You will always have a super colony and a weaker colony with others in between.
By balancing the populations at critical times of the year you create a situation where your aggregate total work product is greater. That means you raise more honeybees and collect more honey. Reducing the population in a strong hive can break the stimuli to swarm.
You are always extra proud of the large industrious colony. And then, it swarms.
You don't quite know why the queen in your weak hive is acting puny. The first cause can be that she does not lay lots of eggs fast enough. To test if it is the queen's fault or just a lack of population to do the work, add more bees to the colony. This is called "balancing the population".
The queen will only lay eggs at a rate that the nurse bees can tend to. If you add more bees, it can accelerate the queen.
A package queen can suffer from this condition of not enough bees and be slow due to lack of workers.
My preferred method for balancing a population is to physically relocate the weak hive, moving it to the location of the strong hive. Then place the strong hive at the location of the weak hive. I do this in the middle of the day when the foragers are out working. The foragers will return to their "home" location. The weak colony ones returning to the strong colony and the strong colony foragers returning to the weak colony boosting the population there. To make this switch you will probably have to disassemble both hives to be able to lift the components. This just makes the balancing better. All the disturbed bees left flying around will come back to their home location.
Foragers returning to the hive with pollen or nectar are accepted in. Robber bees act differently than bees bearing gifts.
Another easier way to move bees to the weak hive is to take a hive body or super with foundation or comb in it. Spray the frames and inside the box with syrup. Place it on the strong hive. It will fill up with bees within an hour. Pick it up, carry it to the weak hive, and place it under the inner cover. Four thousand bees added. These are young "in hive" bees which are not very aggressive. With the syrup they are accepted easily. Sometimes I smoke the weak hive a little to dampen the queen pheromone. Sometimes I spray syrup on the top bars of the weak hive before adding the honey super.

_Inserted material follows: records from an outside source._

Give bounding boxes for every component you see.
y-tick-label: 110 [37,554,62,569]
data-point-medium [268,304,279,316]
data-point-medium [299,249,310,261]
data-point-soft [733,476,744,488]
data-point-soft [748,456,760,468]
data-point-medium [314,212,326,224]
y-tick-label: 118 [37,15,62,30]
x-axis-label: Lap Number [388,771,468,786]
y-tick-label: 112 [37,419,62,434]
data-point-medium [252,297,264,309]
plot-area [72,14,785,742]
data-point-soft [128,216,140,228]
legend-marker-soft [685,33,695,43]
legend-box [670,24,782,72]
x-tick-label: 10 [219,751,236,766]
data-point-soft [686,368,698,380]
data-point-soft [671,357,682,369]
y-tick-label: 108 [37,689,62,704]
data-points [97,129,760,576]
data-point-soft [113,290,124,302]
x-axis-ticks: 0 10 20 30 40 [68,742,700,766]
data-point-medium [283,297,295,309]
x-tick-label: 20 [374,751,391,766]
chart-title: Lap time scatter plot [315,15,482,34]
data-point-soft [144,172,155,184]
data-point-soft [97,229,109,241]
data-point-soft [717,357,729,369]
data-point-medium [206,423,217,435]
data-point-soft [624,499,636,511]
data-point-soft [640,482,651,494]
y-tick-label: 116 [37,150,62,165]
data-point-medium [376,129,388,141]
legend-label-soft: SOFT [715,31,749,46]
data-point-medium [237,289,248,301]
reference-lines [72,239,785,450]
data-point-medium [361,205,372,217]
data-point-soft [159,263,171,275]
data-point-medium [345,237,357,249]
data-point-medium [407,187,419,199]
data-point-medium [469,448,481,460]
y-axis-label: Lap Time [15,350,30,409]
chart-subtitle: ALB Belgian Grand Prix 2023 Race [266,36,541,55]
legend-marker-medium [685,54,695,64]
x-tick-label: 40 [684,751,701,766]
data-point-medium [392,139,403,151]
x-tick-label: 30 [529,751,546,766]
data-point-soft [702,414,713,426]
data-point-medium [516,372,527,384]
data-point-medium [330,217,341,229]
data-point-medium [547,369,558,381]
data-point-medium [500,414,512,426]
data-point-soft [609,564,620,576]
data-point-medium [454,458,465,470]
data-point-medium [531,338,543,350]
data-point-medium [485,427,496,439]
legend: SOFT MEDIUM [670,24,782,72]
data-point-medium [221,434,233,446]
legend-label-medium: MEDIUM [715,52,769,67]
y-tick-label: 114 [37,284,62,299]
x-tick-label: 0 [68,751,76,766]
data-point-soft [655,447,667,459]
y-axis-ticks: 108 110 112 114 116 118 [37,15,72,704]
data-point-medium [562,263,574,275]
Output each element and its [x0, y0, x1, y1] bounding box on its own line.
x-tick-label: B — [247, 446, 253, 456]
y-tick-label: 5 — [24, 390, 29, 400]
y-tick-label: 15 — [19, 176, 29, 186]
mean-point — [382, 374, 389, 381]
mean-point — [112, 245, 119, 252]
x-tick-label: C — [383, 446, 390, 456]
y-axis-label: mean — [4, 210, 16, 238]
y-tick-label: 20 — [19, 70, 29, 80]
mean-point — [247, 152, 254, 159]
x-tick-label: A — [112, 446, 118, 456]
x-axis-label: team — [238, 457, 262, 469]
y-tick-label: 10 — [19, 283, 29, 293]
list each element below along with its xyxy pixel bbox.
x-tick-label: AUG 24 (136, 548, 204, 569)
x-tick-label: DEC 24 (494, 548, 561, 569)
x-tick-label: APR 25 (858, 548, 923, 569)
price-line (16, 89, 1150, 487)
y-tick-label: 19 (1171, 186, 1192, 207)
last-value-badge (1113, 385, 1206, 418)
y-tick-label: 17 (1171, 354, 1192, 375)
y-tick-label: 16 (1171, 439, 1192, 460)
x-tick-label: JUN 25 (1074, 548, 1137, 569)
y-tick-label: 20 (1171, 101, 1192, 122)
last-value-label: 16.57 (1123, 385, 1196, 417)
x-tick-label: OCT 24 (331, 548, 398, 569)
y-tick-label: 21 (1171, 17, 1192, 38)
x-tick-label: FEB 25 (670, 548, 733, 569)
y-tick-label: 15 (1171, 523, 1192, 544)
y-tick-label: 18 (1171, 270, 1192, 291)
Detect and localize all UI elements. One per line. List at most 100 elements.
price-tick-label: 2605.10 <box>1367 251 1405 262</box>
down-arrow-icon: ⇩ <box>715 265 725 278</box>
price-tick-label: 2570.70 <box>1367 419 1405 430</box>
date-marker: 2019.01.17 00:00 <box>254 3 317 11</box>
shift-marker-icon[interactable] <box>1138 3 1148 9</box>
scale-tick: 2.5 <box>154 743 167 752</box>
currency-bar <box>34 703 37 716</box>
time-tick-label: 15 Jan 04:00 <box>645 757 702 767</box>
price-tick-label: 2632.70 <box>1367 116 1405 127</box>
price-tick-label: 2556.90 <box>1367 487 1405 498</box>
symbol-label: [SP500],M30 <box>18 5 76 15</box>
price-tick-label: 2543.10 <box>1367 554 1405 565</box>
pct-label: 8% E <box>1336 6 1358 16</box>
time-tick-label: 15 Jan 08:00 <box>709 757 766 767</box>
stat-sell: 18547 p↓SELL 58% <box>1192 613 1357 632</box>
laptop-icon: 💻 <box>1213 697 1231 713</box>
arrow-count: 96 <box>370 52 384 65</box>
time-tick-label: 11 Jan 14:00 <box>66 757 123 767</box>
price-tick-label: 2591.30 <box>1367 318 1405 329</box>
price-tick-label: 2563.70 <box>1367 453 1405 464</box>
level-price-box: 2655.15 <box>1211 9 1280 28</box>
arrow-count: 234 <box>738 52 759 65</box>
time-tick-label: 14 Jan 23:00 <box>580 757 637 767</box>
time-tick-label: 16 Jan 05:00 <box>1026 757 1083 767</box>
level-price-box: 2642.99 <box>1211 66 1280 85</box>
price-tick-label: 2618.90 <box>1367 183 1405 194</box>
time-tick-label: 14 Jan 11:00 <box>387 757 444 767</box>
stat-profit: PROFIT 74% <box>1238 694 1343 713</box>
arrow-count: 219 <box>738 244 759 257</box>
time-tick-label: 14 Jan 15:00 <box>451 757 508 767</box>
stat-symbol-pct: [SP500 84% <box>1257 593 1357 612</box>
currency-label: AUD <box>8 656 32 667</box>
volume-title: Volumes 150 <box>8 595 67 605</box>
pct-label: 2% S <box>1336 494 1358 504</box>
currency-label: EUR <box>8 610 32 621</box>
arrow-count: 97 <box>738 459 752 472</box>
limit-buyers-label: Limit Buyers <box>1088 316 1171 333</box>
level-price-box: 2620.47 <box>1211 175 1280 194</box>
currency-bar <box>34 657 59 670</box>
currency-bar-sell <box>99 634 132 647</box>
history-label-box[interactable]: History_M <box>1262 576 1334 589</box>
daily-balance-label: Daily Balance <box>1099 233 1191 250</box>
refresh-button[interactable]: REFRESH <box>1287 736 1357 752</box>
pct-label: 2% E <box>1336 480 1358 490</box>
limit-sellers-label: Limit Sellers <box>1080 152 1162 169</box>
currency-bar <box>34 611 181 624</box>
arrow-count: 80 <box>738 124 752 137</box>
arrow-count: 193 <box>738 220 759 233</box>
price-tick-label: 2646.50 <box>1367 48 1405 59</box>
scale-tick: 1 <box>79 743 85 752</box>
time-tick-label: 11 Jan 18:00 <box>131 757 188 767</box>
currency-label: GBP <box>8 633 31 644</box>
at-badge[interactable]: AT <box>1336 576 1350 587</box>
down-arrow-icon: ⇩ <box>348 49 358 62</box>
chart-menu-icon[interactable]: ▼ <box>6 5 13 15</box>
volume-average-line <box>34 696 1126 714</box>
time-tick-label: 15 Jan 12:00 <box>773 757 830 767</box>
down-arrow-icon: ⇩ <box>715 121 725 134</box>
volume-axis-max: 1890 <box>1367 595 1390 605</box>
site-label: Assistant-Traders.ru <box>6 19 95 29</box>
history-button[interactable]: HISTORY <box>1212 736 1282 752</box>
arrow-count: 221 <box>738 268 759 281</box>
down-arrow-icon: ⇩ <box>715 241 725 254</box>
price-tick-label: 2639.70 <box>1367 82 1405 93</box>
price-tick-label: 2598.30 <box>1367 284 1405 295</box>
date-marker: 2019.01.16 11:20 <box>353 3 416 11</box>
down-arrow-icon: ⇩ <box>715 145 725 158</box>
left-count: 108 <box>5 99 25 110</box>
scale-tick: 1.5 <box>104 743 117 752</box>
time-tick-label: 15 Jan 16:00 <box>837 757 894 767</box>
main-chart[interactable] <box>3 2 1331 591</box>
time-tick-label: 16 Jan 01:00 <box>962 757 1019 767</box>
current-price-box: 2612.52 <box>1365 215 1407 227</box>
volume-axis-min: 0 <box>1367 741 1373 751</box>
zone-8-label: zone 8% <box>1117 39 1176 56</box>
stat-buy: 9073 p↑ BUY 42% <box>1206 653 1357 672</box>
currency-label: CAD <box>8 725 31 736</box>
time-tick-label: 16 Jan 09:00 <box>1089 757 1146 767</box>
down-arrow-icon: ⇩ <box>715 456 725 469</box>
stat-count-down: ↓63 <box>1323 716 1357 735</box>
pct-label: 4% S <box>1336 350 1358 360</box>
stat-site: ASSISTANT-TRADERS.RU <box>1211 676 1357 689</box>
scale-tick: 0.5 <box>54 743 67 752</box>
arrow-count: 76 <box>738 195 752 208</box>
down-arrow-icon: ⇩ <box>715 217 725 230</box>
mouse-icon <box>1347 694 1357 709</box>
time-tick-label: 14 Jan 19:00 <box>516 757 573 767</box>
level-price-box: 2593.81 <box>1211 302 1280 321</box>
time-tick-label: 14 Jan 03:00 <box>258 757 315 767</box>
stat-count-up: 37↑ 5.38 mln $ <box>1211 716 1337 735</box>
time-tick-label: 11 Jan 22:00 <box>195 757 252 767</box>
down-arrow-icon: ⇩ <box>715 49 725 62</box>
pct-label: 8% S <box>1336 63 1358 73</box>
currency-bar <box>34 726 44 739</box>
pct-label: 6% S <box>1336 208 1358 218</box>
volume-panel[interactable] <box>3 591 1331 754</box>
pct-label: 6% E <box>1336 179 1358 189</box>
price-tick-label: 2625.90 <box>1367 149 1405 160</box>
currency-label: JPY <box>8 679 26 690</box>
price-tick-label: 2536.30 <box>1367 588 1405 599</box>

You can also play the switch the frame game. Moving frames of brood with or without the nurse bees. When doing this I spray syrup on the frame being move to hold the bees during transit. I also spray down into the slot where I will place the frame in the weak hive. This gets the bees close to the activity more excited about the sugar water than about the new frame of bees. Each frame has 2400 cell holes. Hence, you can move up to 2-3000 bees on a really full frame. Less if not 100% brood covered with workers.
If you have "replacement part" nucs, you can remove frames from them and add to the weak hive. You can remove frames from several different strong hives and add them to the same weak hive. This works because the bees are "in hive" bees. A little smoke and or syrup helps dampen the Queen Mandibular Pheromone (QMP) of the different hives. It also helps the bees stick to the frame being manipulated.